Mara constitue un univers très cohérent autour des fantômes. Elle imagine, par exemple, une classification de 1 à 10 selon la typologie de l’ectoplasme, selon qu’il soit visible ou non par les humains. Elle mêle science et spiritisme, orientant son récit vers l’étude, la volonté de compréhension, le développement d’une certaine empathie pour ces entités.
On ne retrouve pas la peur inspirée par ces entités, la terreur qu’ils suscitent comme dans des récits qui mettent en scène des chasseurs de fantômes.
En Sibérie, à Tunguska, en juin 1908, une énorme déflagration provoque un désastre. Dix jours plus tard, sur les lieux, alors que Boris Voynich et son compagnon décident d’étouffer l’affaire, un troisième homme les appelle. L’ectoplasme d’une mère les guide pour sauver sa petite fille coincée sous des décombres. Boris l’adopte.
À New York, quelque vingt-trois ans plus tard, Boris et Ian, son jeune assistant, poursuivent des expériences sur les esprits. Dans le laboratoire, Ian assiste impuissant au meurtre de son mentor par des soldats aux ordres d’Arroway. Échappant à l’incendie déclenché par les meurtriers, Ian se retrouve seul, sans ressources.

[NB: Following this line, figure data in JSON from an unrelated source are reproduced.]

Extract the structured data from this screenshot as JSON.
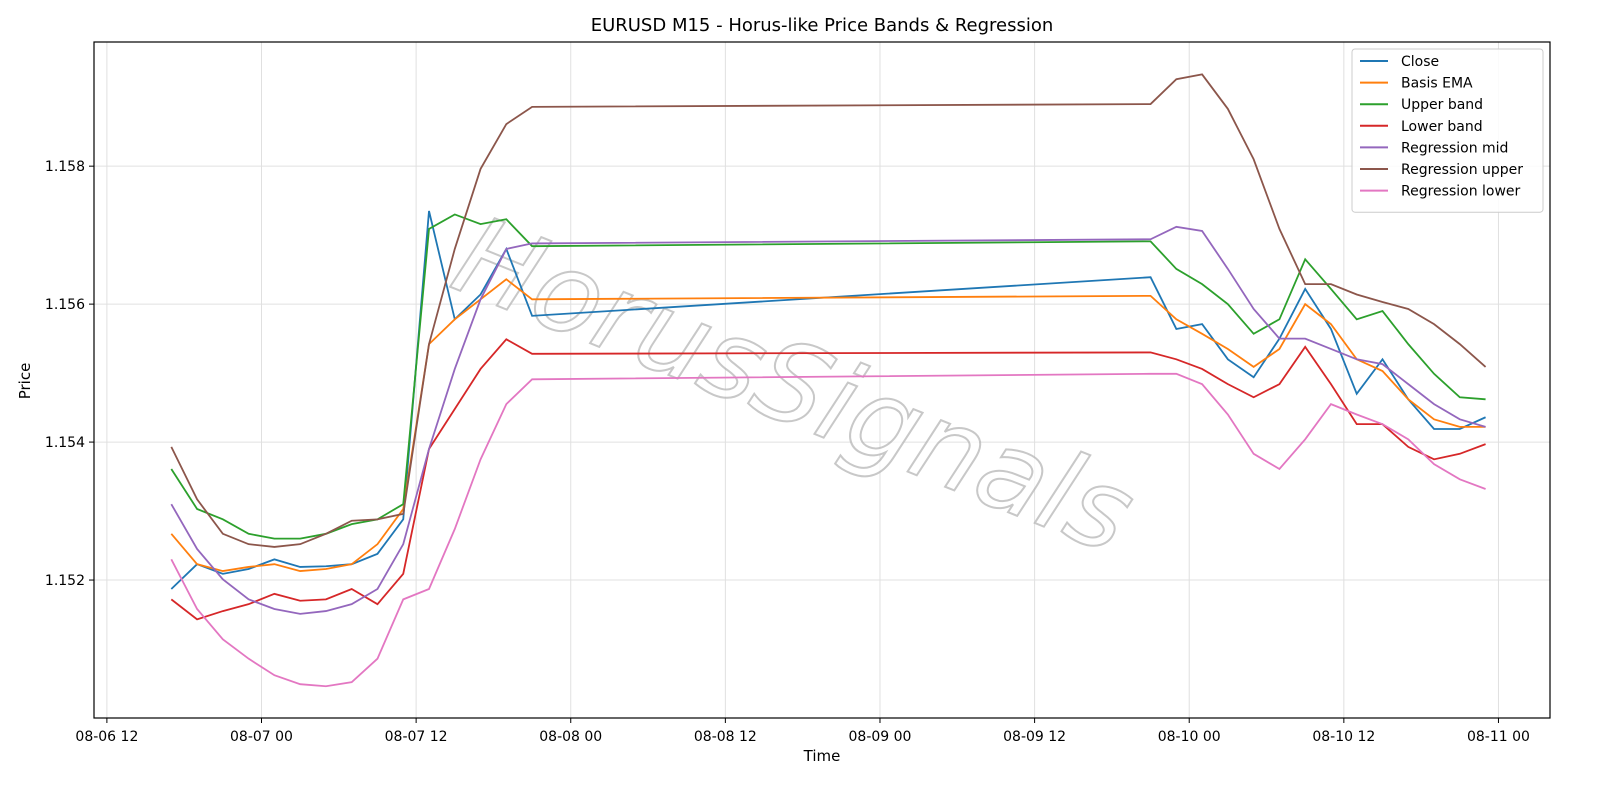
{
  "chart_data": {
    "type": "line",
    "title": "EURUSD M15 - Horus-like Price Bands & Regression",
    "x_label": "Time",
    "y_label": "Price",
    "watermark": "HorusSignals",
    "grid": true,
    "legend": "upper right",
    "xlim": [
      "08-06 11",
      "08-11 04"
    ],
    "xticks": [
      "08-06 12",
      "08-07 00",
      "08-07 12",
      "08-08 00",
      "08-08 12",
      "08-09 00",
      "08-09 12",
      "08-10 00",
      "08-10 12",
      "08-11 00"
    ],
    "ylim": [
      1.15,
      1.1598
    ],
    "yticks": [
      1.152,
      1.154,
      1.156,
      1.158
    ],
    "x": [
      "08-06 17",
      "08-06 19",
      "08-06 21",
      "08-06 23",
      "08-07 01",
      "08-07 03",
      "08-07 05",
      "08-07 07",
      "08-07 09",
      "08-07 11",
      "08-07 13",
      "08-07 15",
      "08-07 17",
      "08-07 19",
      "08-07 21",
      "08-09 21",
      "08-09 23",
      "08-10 01",
      "08-10 03",
      "08-10 05",
      "08-10 07",
      "08-10 09",
      "08-10 11",
      "08-10 13",
      "08-10 15",
      "08-10 17",
      "08-10 19",
      "08-10 21",
      "08-10 23"
    ],
    "series": [
      {
        "name": "Close",
        "color": "#1f77b4",
        "values": [
          1.15187,
          1.15223,
          1.15209,
          1.15216,
          1.1523,
          1.15219,
          1.1522,
          1.15223,
          1.15238,
          1.15288,
          1.15735,
          1.15578,
          1.15614,
          1.1568,
          1.15583,
          1.15639,
          1.15564,
          1.15571,
          1.1552,
          1.15494,
          1.1555,
          1.15622,
          1.15564,
          1.1547,
          1.1552,
          1.15462,
          1.15419,
          1.15419,
          1.15436
        ]
      },
      {
        "name": "Basis EMA",
        "color": "#ff7f0e",
        "values": [
          1.15267,
          1.15223,
          1.15213,
          1.15219,
          1.15223,
          1.15213,
          1.15216,
          1.15223,
          1.15252,
          1.15303,
          1.15542,
          1.15578,
          1.15607,
          1.15636,
          1.15607,
          1.15612,
          1.15578,
          1.15557,
          1.15535,
          1.15509,
          1.15535,
          1.156,
          1.15571,
          1.1552,
          1.15503,
          1.15462,
          1.15433,
          1.15422,
          1.15422
        ]
      },
      {
        "name": "Upper band",
        "color": "#2ca02c",
        "values": [
          1.15361,
          1.15303,
          1.15288,
          1.15267,
          1.1526,
          1.1526,
          1.15267,
          1.15281,
          1.15288,
          1.1531,
          1.15709,
          1.1573,
          1.15716,
          1.15723,
          1.15684,
          1.15691,
          1.15651,
          1.15629,
          1.156,
          1.15557,
          1.15578,
          1.15665,
          1.15622,
          1.15578,
          1.1559,
          1.15542,
          1.15499,
          1.15465,
          1.15462
        ]
      },
      {
        "name": "Lower band",
        "color": "#d62728",
        "values": [
          1.15172,
          1.15143,
          1.15155,
          1.15165,
          1.1518,
          1.1517,
          1.15172,
          1.15187,
          1.15165,
          1.15209,
          1.1539,
          1.15448,
          1.15506,
          1.15549,
          1.15528,
          1.1553,
          1.1552,
          1.15506,
          1.15484,
          1.15465,
          1.15484,
          1.15538,
          1.15484,
          1.15426,
          1.15426,
          1.15393,
          1.15375,
          1.15383,
          1.15397
        ]
      },
      {
        "name": "Regression mid",
        "color": "#9467bd",
        "values": [
          1.1531,
          1.15245,
          1.15201,
          1.15172,
          1.15158,
          1.15151,
          1.15155,
          1.15165,
          1.15187,
          1.15252,
          1.1539,
          1.15506,
          1.15607,
          1.1568,
          1.15688,
          1.15694,
          1.15712,
          1.15706,
          1.15651,
          1.15593,
          1.1555,
          1.1555,
          1.15535,
          1.1552,
          1.15513,
          1.15484,
          1.15455,
          1.15433,
          1.15422
        ]
      },
      {
        "name": "Regression upper",
        "color": "#8c564b",
        "values": [
          1.15393,
          1.15317,
          1.15267,
          1.15252,
          1.15248,
          1.15252,
          1.15267,
          1.15286,
          1.15288,
          1.15296,
          1.15542,
          1.1568,
          1.15796,
          1.15861,
          1.15886,
          1.1589,
          1.15926,
          1.15933,
          1.15883,
          1.1581,
          1.15709,
          1.15629,
          1.15629,
          1.15614,
          1.15603,
          1.15593,
          1.15571,
          1.15542,
          1.15509
        ]
      },
      {
        "name": "Regression lower",
        "color": "#e377c2",
        "values": [
          1.1523,
          1.15158,
          1.15114,
          1.15086,
          1.15062,
          1.15049,
          1.15046,
          1.15052,
          1.15086,
          1.15172,
          1.15187,
          1.15274,
          1.15375,
          1.15455,
          1.15491,
          1.15499,
          1.15499,
          1.15484,
          1.1544,
          1.15383,
          1.15361,
          1.15404,
          1.15455,
          1.1544,
          1.15426,
          1.15404,
          1.15368,
          1.15346,
          1.15332
        ]
      }
    ]
  }
}
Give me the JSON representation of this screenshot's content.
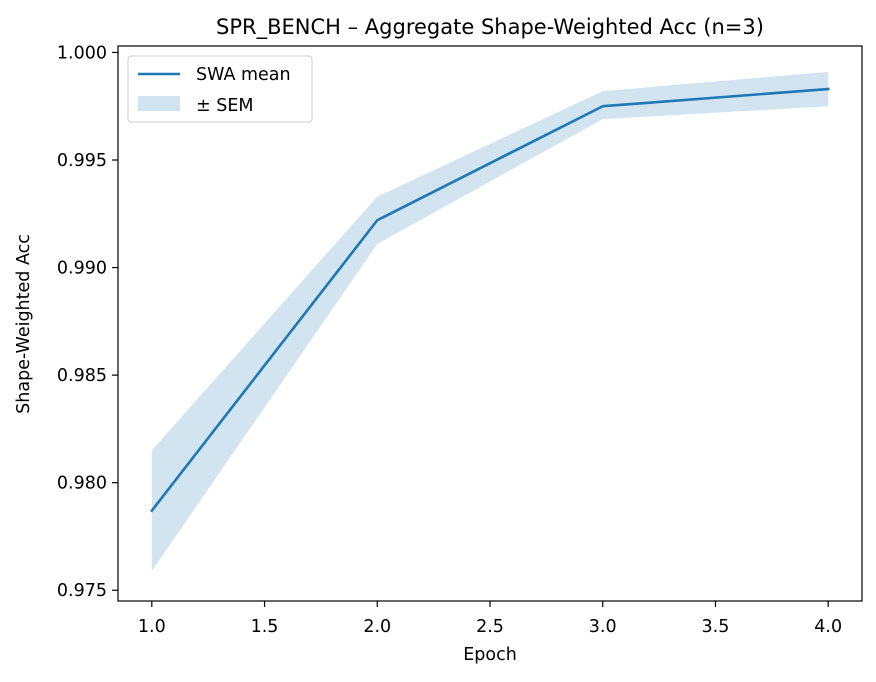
{
  "chart_data": {
    "type": "line",
    "title": "SPR_BENCH – Aggregate Shape-Weighted Acc (n=3)",
    "xlabel": "Epoch",
    "ylabel": "Shape-Weighted Acc",
    "xlim": [
      0.85,
      4.15
    ],
    "ylim": [
      0.9745,
      1.0003
    ],
    "x_ticks": [
      1.0,
      1.5,
      2.0,
      2.5,
      3.0,
      3.5,
      4.0
    ],
    "x_tick_labels": [
      "1.0",
      "1.5",
      "2.0",
      "2.5",
      "3.0",
      "3.5",
      "4.0"
    ],
    "y_ticks": [
      0.975,
      0.98,
      0.985,
      0.99,
      0.995,
      1.0
    ],
    "y_tick_labels": [
      "0.975",
      "0.980",
      "0.985",
      "0.990",
      "0.995",
      "1.000"
    ],
    "grid": false,
    "legend_position": "top-left",
    "x": [
      1.0,
      2.0,
      3.0,
      4.0
    ],
    "series": [
      {
        "name": "SWA mean",
        "kind": "line",
        "color": "#1f77b4",
        "values": [
          0.9787,
          0.9922,
          0.9975,
          0.9983
        ]
      },
      {
        "name": "± SEM",
        "kind": "band",
        "color": "#1f77b4",
        "lower": [
          0.9759,
          0.9911,
          0.9969,
          0.9975
        ],
        "upper": [
          0.9815,
          0.9933,
          0.9982,
          0.9991
        ]
      }
    ]
  }
}
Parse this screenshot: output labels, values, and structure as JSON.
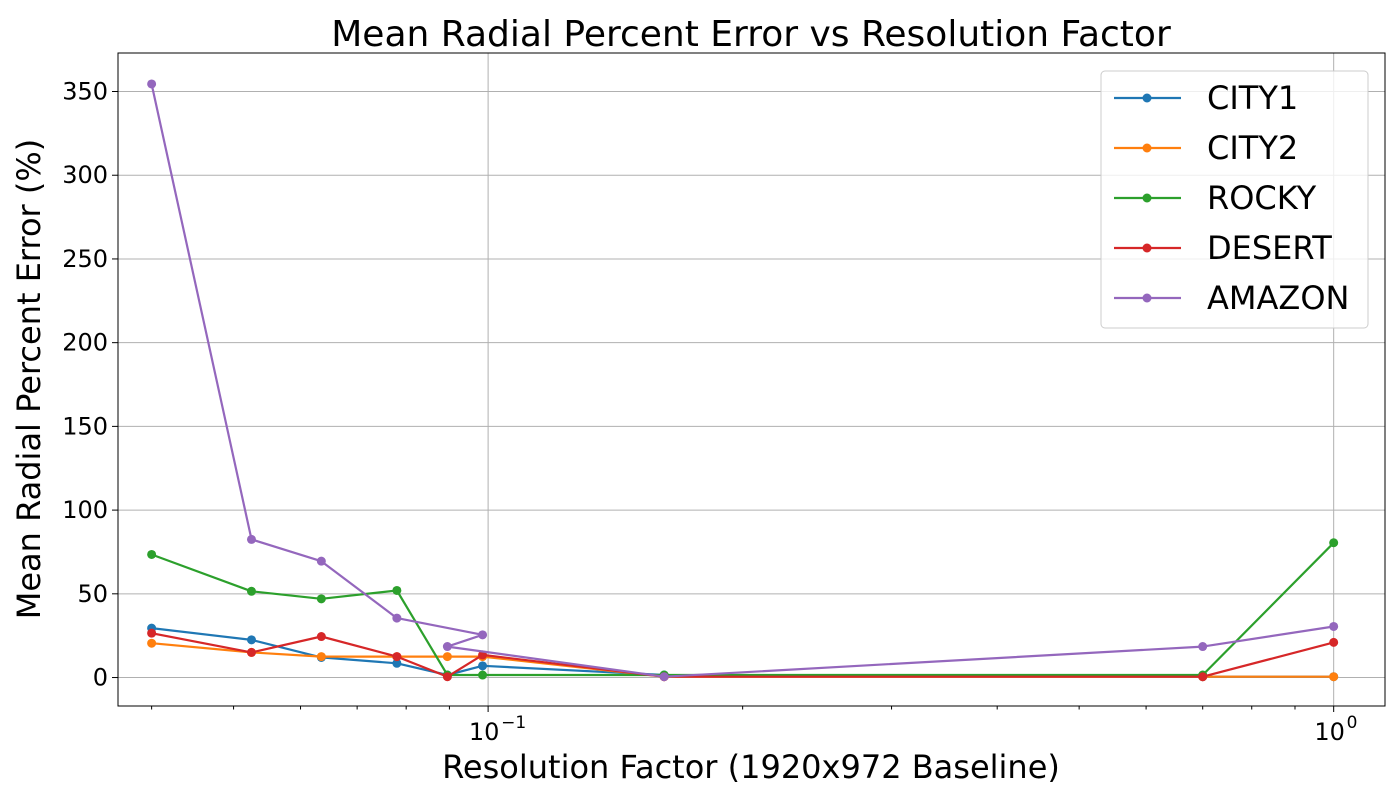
{
  "chart_data": {
    "type": "line",
    "title": "Mean Radial Percent Error vs Resolution Factor",
    "xlabel": "Resolution Factor (1920x972 Baseline)",
    "ylabel": "Mean Radial Percent Error (%)",
    "xscale": "log",
    "xlim": [
      0.0365,
      1.15
    ],
    "ylim": [
      -17,
      373
    ],
    "yticks": [
      0,
      50,
      100,
      150,
      200,
      250,
      300,
      350
    ],
    "ytick_labels": [
      "0",
      "50",
      "100",
      "150",
      "200",
      "250",
      "300",
      "350"
    ],
    "xticks": [
      0.1,
      1
    ],
    "xtick_labels": [
      {
        "base": "10",
        "exp": "−1"
      },
      {
        "base": "10",
        "exp": "0"
      }
    ],
    "x_minor_ticks": [
      0.04,
      0.05,
      0.06,
      0.07,
      0.08,
      0.09,
      0.2,
      0.3,
      0.4,
      0.5,
      0.6,
      0.7,
      0.8,
      0.9
    ],
    "grid": true,
    "legend_position": "top-right",
    "series": [
      {
        "name": "CITY1",
        "color": "#1f77b4",
        "x": [
          0.04,
          0.0525,
          0.0635,
          0.078,
          0.0895,
          0.0985,
          0.1615,
          0.7,
          1.0
        ],
        "y": [
          29.5,
          22.5,
          12,
          8.5,
          1.5,
          7,
          1.5,
          0.5,
          0.5
        ]
      },
      {
        "name": "CITY2",
        "color": "#ff7f0e",
        "x": [
          0.04,
          0.0525,
          0.0635,
          0.078,
          0.0895,
          0.0985,
          0.1615,
          0.7,
          1.0
        ],
        "y": [
          20.5,
          15,
          12.5,
          12.5,
          12.5,
          12.5,
          0.5,
          0.5,
          0.5
        ]
      },
      {
        "name": "ROCKY",
        "color": "#2ca02c",
        "x": [
          0.04,
          0.0525,
          0.0635,
          0.078,
          0.0895,
          0.0985,
          0.1615,
          0.7,
          1.0
        ],
        "y": [
          73.5,
          51.5,
          47,
          52,
          1.5,
          1.5,
          1.5,
          1.5,
          80.5
        ]
      },
      {
        "name": "DESERT",
        "color": "#d62728",
        "x": [
          0.04,
          0.0525,
          0.0635,
          0.078,
          0.0895,
          0.0985,
          0.1615,
          0.7,
          1.0
        ],
        "y": [
          26.5,
          15,
          24.5,
          12.5,
          0.5,
          13.5,
          0.5,
          0.5,
          21
        ]
      },
      {
        "name": "AMAZON",
        "color": "#9467bd",
        "x": [
          0.04,
          0.0525,
          0.0635,
          0.078,
          0.0985,
          0.0895,
          0.1615,
          0.7,
          1.0
        ],
        "y": [
          354.5,
          82.5,
          69.5,
          35.5,
          25.5,
          18.5,
          0.5,
          18.5,
          30.5
        ]
      }
    ]
  }
}
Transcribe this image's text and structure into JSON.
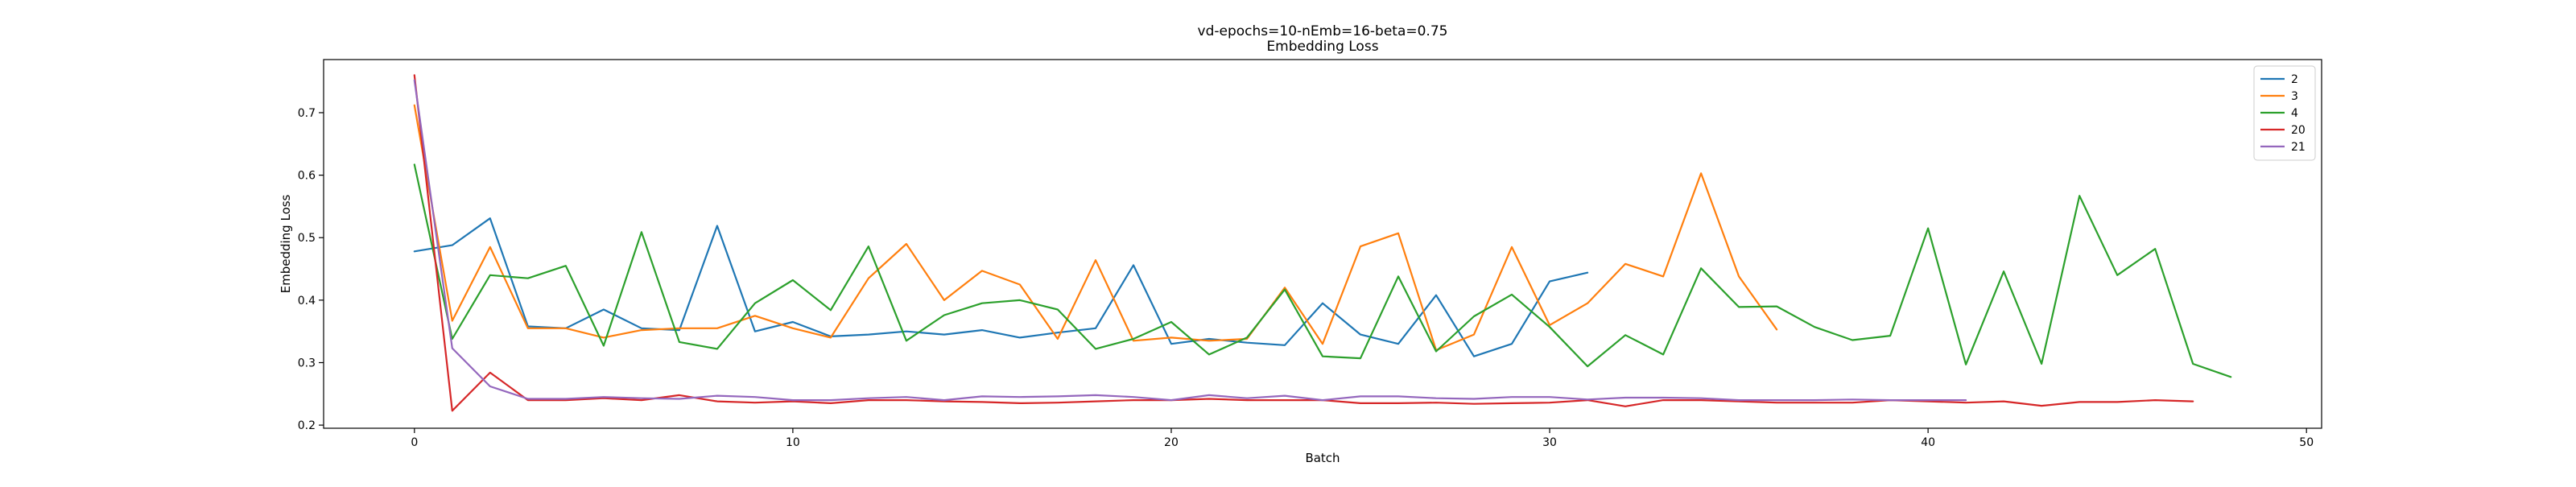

Bien qu’il lise, dans la presse spécialisée, la mort de quatre des confrères de Boris, la police conclut à un accident.
Nell, la fille de la grande journaliste Christine Lovelace, est obligée d’accepter la rubrique paranormale d’un grand journal new yorkais, bien que ne croyant absolument pas à ces fariboles.
Ian, pour prévenir les autres spiritologues du danger qu’ils courent, veut faire passer un message dans la revue. Il arrive à la fermeture du bureau, face à une Nell qui n’en peut plus de sa journée…
La scénariste introduit dans cette quête à caractère policier un certain nombre de trouvailles tant graphiques que scénaristiques avec de nombreuses pointes d’humour. Le couple de héros, entre cette jeune femme intrépide et fonceuse et ce garçon féru en spiritisme, mais d’un tempérament réservé, voire timide, fonctionne à merveille.
Mara les entoure de quelques personnages hauts en couleur, que ceux-ci adhèrent au paranormal ou qu’ils en soient des adversaires.
Si le cadre retenu est New York dans les années 1930, le décor se prête bien au climat de l’histoire et aux préférences de l’auteure. Nombre de péripéties dynamisent un récit déjà attractif par le parcours des protagonistes, leurs relations à développer. Les deux planches décrivant leur rencontre, avec les regards échangés, sont une belle illustration de cette confrontation.
Il faut rappeler que le 30 juin 1908, en Sibérie, à Tunguska ou Toungouska, une explosion, d’une puissance estimée à mille fois celle d’Hiroshima, a effectivement ravagé la région, balayant la forêt sur plus de deux mille kilomètres carrés.
Mara assure la totalité du dessin et de la mise en couleurs, aidée pour la pose des aplats par Suria Barbier et Carole Bride. Elle réalise un graphisme entre réalisme et fantaisie avec un trait dynamique et élégant. Ses personnages sont superbement restitués, dotés d’une belle expressivité.
Avec Tunguska, Mara propose un thriller fantastique qui, au vu du premier tome, s’avère très prometteur. Nul doute que nombre de lecteurs vont consigner, sur une liste de veille, d’être vigilants quant à la sortie de la suite.
serge perraud
Mara (scénario, dessin, couleur), Suria Barbier & Carole Bride (assistance à la couleur), Spirite – t.01 : Tunguska, Bamboo, label “Drakoo”, septembre, 54 p. – 15,90 €.